En 2005, sa trajectoire bascule lorsqu’elle devient la figure centrale de Super Nanny, diffusé sur M6. Adapté d’un format britannique, le programme aurait pu rester un simple divertissement familial. Il devient, sous son impulsion, un véritable espace pédagogique. Kalthoum Sarrai n’y joue jamais un personnage. Elle observe, analyse, intervient avec une autorité calme, presque austère, mais toujours lisible. Elle ne culpabilise pas les parents, ne sacralise pas les enfants, ne dramatise pas les conflits. Elle réinstalle des repères.
Ce qui frappe alors le public français, c’est cette posture intermédiaire devenue rare : une fermeté sans brutalité, une empathie sans complaisance. Là où d’autres formats misent sur l’émotion ou le spectaculaire, Super Nanny repose sur la répétition, la cohérence, la responsabilisation. Kalthoum Sarrai rappelle inlassablement que l’enfant a besoin de limites pour se construire, et que ces limites sont d’abord un acte d’amour structurant.
Le succès du programme dépasse rapidement les frontières françaises. Il s’impose comme un rendez-vous familial, suivi dans de nombreux pays, y compris au Maghreb. Cette résonance internationale tient sans doute à la dimension universelle de son discours : elle parle moins de méthodes éducatives que de relations humaines, moins de discipline que de sens. Dans un monde médiatique souvent fragmenté, elle devient une figure de confiance.

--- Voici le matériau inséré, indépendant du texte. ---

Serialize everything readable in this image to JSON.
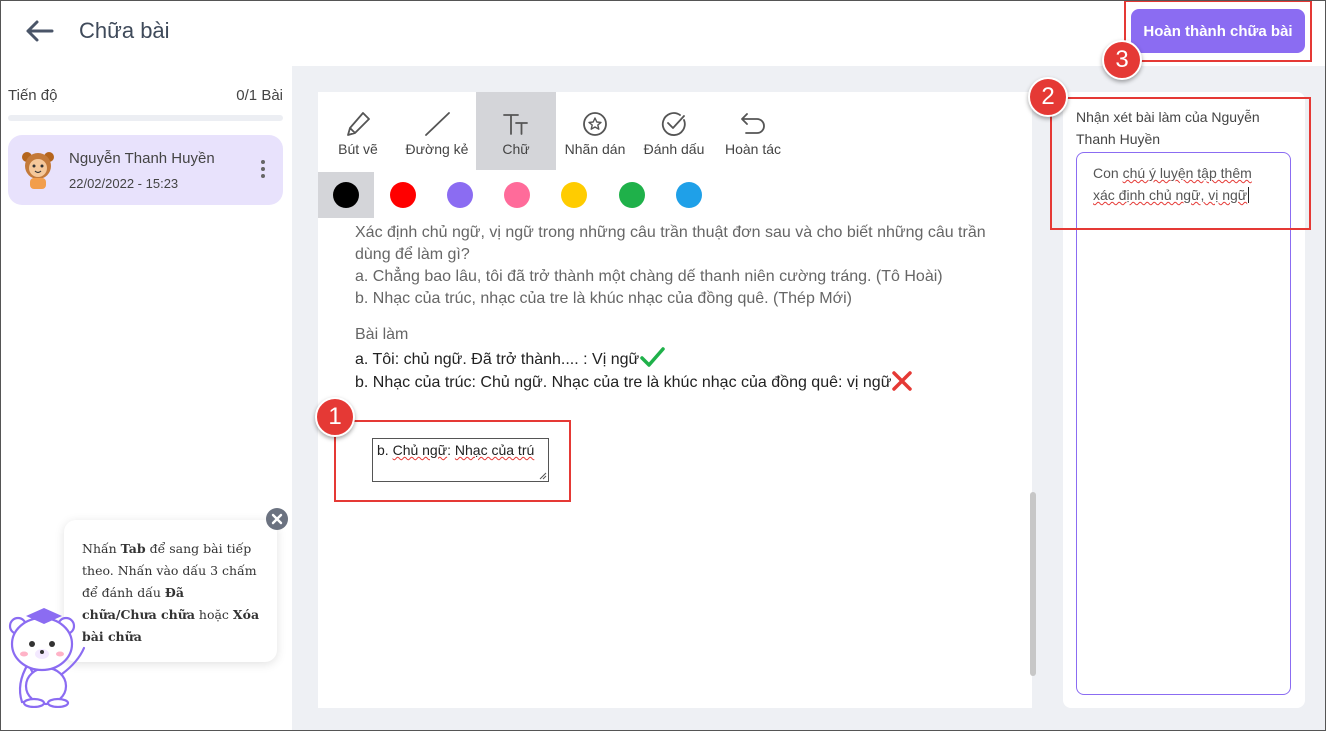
{
  "header": {
    "title": "Chữa bài",
    "finish_label": "Hoàn thành chữa bài"
  },
  "sidebar": {
    "progress_label": "Tiến độ",
    "progress_count": "0/1 Bài",
    "progress_fraction": 0,
    "student": {
      "name": "Nguyễn Thanh Huyền",
      "date": "22/02/2022 - 15:23"
    }
  },
  "tip": {
    "part1": "Nhấn ",
    "tab": "Tab",
    "part2": " để sang bài tiếp theo. Nhấn vào dấu 3 chấm để đánh dấu ",
    "marked": "Đã chữa/Chưa chữa",
    "part3": " hoặc ",
    "delete": "Xóa bài chữa"
  },
  "toolbar": {
    "tools": [
      {
        "label": "Bút vẽ",
        "icon": "pen-icon"
      },
      {
        "label": "Đường kẻ",
        "icon": "line-icon"
      },
      {
        "label": "Chữ",
        "icon": "text-icon",
        "active": true
      },
      {
        "label": "Nhãn dán",
        "icon": "sticker-icon"
      },
      {
        "label": "Đánh dấu",
        "icon": "check-circle-icon"
      },
      {
        "label": "Hoàn tác",
        "icon": "undo-icon"
      }
    ],
    "colors": [
      "#000000",
      "#ff0000",
      "#8b6cf2",
      "#ff6b9a",
      "#ffcc00",
      "#1fb14a",
      "#1fa0e8"
    ]
  },
  "content": {
    "q1": "Xác định chủ ngữ, vị ngữ trong những câu trần thuật đơn sau và cho biết những câu trần",
    "q2": "dùng để làm gì?",
    "qa": "a. Chẳng bao lâu, tôi đã trở thành một chàng dế thanh niên cường tráng. (Tô Hoài)",
    "qb": "b. Nhạc của trúc, nhạc của tre là khúc nhạc của đồng quê. (Thép Mới)",
    "work_title": "Bài làm",
    "ans_a": "a. Tôi: chủ ngữ. Đã trở thành.... : Vị ngữ",
    "ans_b": "b. Nhạc của trúc: Chủ ngữ. Nhạc của tre là khúc nhạc của đồng quê: vị ngữ"
  },
  "textbox": {
    "prefix": "b. ",
    "w1": "Chủ ngữ",
    "mid": ": ",
    "w2": "Nhạc của trú"
  },
  "comment": {
    "title": "Nhận xét bài làm của Nguyễn Thanh Huyền",
    "t1": "Con ",
    "w1": "chú ý luyện tập thêm",
    "br": " ",
    "w2": "xác định chủ ngữ, vị ngữ"
  },
  "badges": {
    "one": "1",
    "two": "2",
    "three": "3"
  },
  "colors": {
    "accent": "#8b6cf2",
    "highlight": "#e53935"
  }
}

En 2006, elle publie un premier livre autobiographique dans lequel elle revient, sans pathos, sur un parcours de vie marqué par des épreuves intimes. Ce texte, loin de la confession spectaculaire, éclaire la source de sa rigueur : une expérience vécue de la responsabilité, de la résilience, du devoir envers les enfants. Trois ans plus tard, elle publie un ouvrage consacré à la cuisine, domaine qu’elle considère comme une autre forme de transmission. Nourrir, là encore, n’est pas seulement satisfaire un besoin ; c’est créer un cadre, un rituel, une attention.
La télévision, pour Kalthoum Sarrai, n’a jamais été une fin en soi. Elle s’en est servie comme d’un outil. Jusqu’à la fin, elle refuse toute spectacularisation de sa personne. Même la maladie, contre laquelle elle lutte longtemps avant de s’éteindre à l’âge de 77 ans, reste tenue à distance du récit public. Cette pudeur participe de son héritage.
Après sa disparition, plusieurs chaînes rediffusent les dernières émissions enregistrées, ainsi que des épisodes inédits. Mais l’essentiel n’est pas là. Son legs est plus profond : elle a réhabilité, dans l’espace médiatique français, l’idée que l’éducation est un travail sérieux, exigeant, non négociable. Elle a montré qu’une femme issue de l’immigration pouvait devenir une référence nationale sans renier ni son accent, ni sa trajectoire, ni sa sobriété.
Rendre hommage à Kalthoum Sarrai, aujourd’hui, ce n’est pas céder à la nostalgie. C’est reconnaître ce qu’elle a apporté à une société souvent en quête de repères éducatifs. C’est saluer une femme qui, sans discours militant, a incarné une autorité juste. Une autorité fondée non sur le pouvoir, mais sur la compétence et la constance.
Dans l’histoire récente de la télévision française, peu de figures auront autant marqué sans jamais se mettre en avant. Kalthoum Sarrai appartient à cette lignée rare : celles dont la présence a modifié durablement les pratiques, les regards, et parfois même les vies.
Son portrait relève moins du souvenir que de la transmission.